What: An AWS engineer discovered that PostgreSQL performance dropped 50% on Linux 7.0 due to a kernel scheduling change that increased spinlock hold times when memory page faults occurred, with huge pages offering a workaround.
Why it matters: This reveals a real conflict between kernel optimization goals and database workload patterns, and affects production PostgreSQL deployments upgrading to newer Linux versions.
Takeaway: PostgreSQL administrators should enable huge pages in production (set huge_pages=on and configure huge pages at the OS level) to avoid this regression on Linux 7.0+.
Deep dive
- Benchmark on 96-vCPU Graviton4 showed PostgreSQL throughput dropped from 98,565 to 50,751 transactions per second between Linux 6.x and 7.0, with profiling revealing 55% of CPU time spent spinning inside a single lock function
- Linux 7.0 removed PREEMPT_NONE scheduling option on modern architectures, leaving only PREEMPT_FULL and PREEMPT_LAZY, with most distributions defaulting to PREEMPT_LAZY as a supposed drop-in replacement for server workloads
- PostgreSQL's StrategyGetBuffer function uses a global spinlock to coordinate buffer pool access across hundreds of concurrent backends, with the assumption that lock holders will finish in nanoseconds
- The root cause is minor page faults occurring while a backend holds the spinlock: with a 120GB shared buffer pool and default 4KB memory pages, there are roughly 31 million potential first-touch page faults during a benchmark run
- Under PREEMPT_NONE, a backend triggering a page fault while holding the lock would handle it without being rescheduled, keeping the delay minimal; under PREEMPT_LAZY, the scheduler may preempt the lock holder mid-fault, extending hold time from microseconds to milliseconds
- The preemption delay is multiplied across all spinning backends, so if one backend is delayed by t milliseconds, hundreds of other backends each burn t CPU cycles waiting, creating massive waste on high-concurrency workloads
- Switching to 2MB huge pages reduces potential page faults from 31 million to ~61,000, while 1GB huge pages reduce it to just 120, effectively eliminating the problem and restoring performance
- Huge pages also reduce TLB pressure since far fewer translation entries are needed to cover the same memory region, avoiding expensive page table walks on hot paths
- The tradeoff is that huge pages must be pre-allocated and reserved upfront, making that memory unavailable to other processes even if unused, plus potential waste if only a fraction of each huge page is utilized
- Intel kernel engineer proposed PostgreSQL adopt Restartable Sequences (rseq) to detect and retry preempted critical sections, but the PostgreSQL community pushes back on changing their code to work around a kernel regression
- The debate centers on Linux's "don't break userspace" principle: software that worked correctly before a kernel upgrade should continue working after, rather than requiring application-level workarounds
Decoder
- PREEMPT_NONE: kernel scheduling mode where threads run until they voluntarily give up CPU (via syscall, I/O, or sleep), minimizing context switches for maximum throughput
- PREEMPT_LAZY: kernel scheduling mode that can interrupt threads but tries to wait for natural boundaries, intended as a throughput-friendly replacement for PREEMPT_NONE
- Spinlock: locking mechanism where waiting threads actively loop checking for lock availability rather than sleeping, efficient only when lock holders finish in nanoseconds
- StrategyGetBuffer: PostgreSQL function responsible for finding a buffer slot to store a data page, protected by a single global spinlock that becomes a contention point under high parallelism
- Minor page fault: occurs when a process accesses virtual memory that's allocated but not yet mapped to physical memory, requiring the kernel to allocate and map a physical page (takes microseconds)

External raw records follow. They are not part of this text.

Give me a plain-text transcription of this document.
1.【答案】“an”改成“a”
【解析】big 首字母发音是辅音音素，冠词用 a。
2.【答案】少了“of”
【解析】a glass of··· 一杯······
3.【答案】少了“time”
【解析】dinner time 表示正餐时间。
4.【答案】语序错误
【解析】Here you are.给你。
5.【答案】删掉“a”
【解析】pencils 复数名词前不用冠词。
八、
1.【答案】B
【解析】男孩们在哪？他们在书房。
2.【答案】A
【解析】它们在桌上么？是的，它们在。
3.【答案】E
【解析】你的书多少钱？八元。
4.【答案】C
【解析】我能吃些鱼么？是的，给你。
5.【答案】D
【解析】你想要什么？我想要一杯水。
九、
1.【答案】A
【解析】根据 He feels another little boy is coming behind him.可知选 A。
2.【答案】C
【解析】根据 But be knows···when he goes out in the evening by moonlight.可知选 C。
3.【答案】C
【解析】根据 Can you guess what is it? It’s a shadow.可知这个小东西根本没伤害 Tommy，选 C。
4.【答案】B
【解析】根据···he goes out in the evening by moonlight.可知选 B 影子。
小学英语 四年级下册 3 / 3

- TLB (Translation Lookaside Buffer): hardware cache that stores recent virtual-to-physical address translations, avoiding expensive page table walks; misses require walking multi-level page tables in memory
- Huge pages: larger-than-default memory pages (2MB or 1GB vs 4KB) that reduce the number of page table entries and TLB pressure, pre-allocated and reserved by the kernel
- pgbench: PostgreSQL's standard benchmarking tool for measuring transaction throughput under various workloads
- Restartable Sequences (rseq): Linux kernel facility allowing userspace code to detect if it was preempted during a critical section and restart the operation
Original article
Linux 7.0 accidentally cut PostgreSQL performance in half because a scheduling change increased how long spinlocks were held during memory page faults, causing massive CPU waste, and switching to huge memory pages fixes the issue.